ABSTRACT
Rather than killing cells by toxic insult, most viruses trigger cells to activate the apoptotic death pathway, in which infected cells commit suicide. However, viruses have exploited a fascinating array of mechanisms to inhibit programmed cell death (Hardwick, 1998b). Different viruses tamper with cell suicide pathways by terminating cell death receptor signaling, mimicking cellular Bcl2 functions, and encoding protease inhibitors, among other tactics. These stealth strategies allow the virus to establish suitable environments for long-term persistence, for latency, or for progeny virus production. Other viruses, such as Sindbis virus, replicate efficiently in apoptotic cells, and apoptosis induced by these viruses can lead to disease (Levine et al., 1993; Ubol et al., 1994). Sindbis virus-induced apoptosis of neurons in the central nervous system of mice appears to be the cause of mortality in newborn mice (Lewis et al., 1996).

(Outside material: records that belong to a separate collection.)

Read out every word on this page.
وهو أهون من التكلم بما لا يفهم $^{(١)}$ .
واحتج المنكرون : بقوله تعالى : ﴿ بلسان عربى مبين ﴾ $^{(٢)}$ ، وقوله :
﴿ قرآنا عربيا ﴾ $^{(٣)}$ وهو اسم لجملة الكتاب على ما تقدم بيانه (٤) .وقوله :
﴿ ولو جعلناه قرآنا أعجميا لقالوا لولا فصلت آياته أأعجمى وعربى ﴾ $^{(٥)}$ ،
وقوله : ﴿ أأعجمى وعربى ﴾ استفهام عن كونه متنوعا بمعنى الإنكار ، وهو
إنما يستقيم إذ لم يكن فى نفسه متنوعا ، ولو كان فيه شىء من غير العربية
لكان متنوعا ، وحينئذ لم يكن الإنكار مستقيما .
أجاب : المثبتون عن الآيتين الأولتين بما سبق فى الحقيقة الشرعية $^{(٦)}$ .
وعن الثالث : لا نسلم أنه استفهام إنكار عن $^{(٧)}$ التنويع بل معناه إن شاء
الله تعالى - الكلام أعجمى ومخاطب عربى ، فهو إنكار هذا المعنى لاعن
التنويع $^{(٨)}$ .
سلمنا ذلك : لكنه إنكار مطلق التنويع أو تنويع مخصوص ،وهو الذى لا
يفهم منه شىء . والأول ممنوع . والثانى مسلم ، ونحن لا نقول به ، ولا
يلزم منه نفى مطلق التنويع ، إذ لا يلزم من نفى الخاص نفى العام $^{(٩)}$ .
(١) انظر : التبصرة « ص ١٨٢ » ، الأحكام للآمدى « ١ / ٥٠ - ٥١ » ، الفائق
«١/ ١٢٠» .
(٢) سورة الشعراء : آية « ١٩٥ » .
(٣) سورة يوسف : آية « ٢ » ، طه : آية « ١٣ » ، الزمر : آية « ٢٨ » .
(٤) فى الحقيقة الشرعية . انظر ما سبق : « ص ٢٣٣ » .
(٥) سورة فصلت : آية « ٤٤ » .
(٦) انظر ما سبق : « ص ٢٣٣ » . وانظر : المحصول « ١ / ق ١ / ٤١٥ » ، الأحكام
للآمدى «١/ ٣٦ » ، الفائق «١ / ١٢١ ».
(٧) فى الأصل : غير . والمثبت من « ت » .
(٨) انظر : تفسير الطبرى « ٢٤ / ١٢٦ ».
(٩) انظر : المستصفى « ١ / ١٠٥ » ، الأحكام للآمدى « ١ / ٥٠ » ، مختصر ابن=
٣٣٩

Sindbis virus infections are modulated by cellular apoptosis inhibitors, but little is known about the mechanisms that govern the relationship between a virus and its host. Nevertheless, investigation into viral strategies has significantly advanced our knowledge of cellular death pathways as well as viral pathogenesis and other disease states. We have established a model system using Sindbis virus as a vector to express cell death regulatory proteins. With this system, we can study the effects of these viral and cellular proteins that modulate programmed cell death and alter the outcome of a viral infection in animals.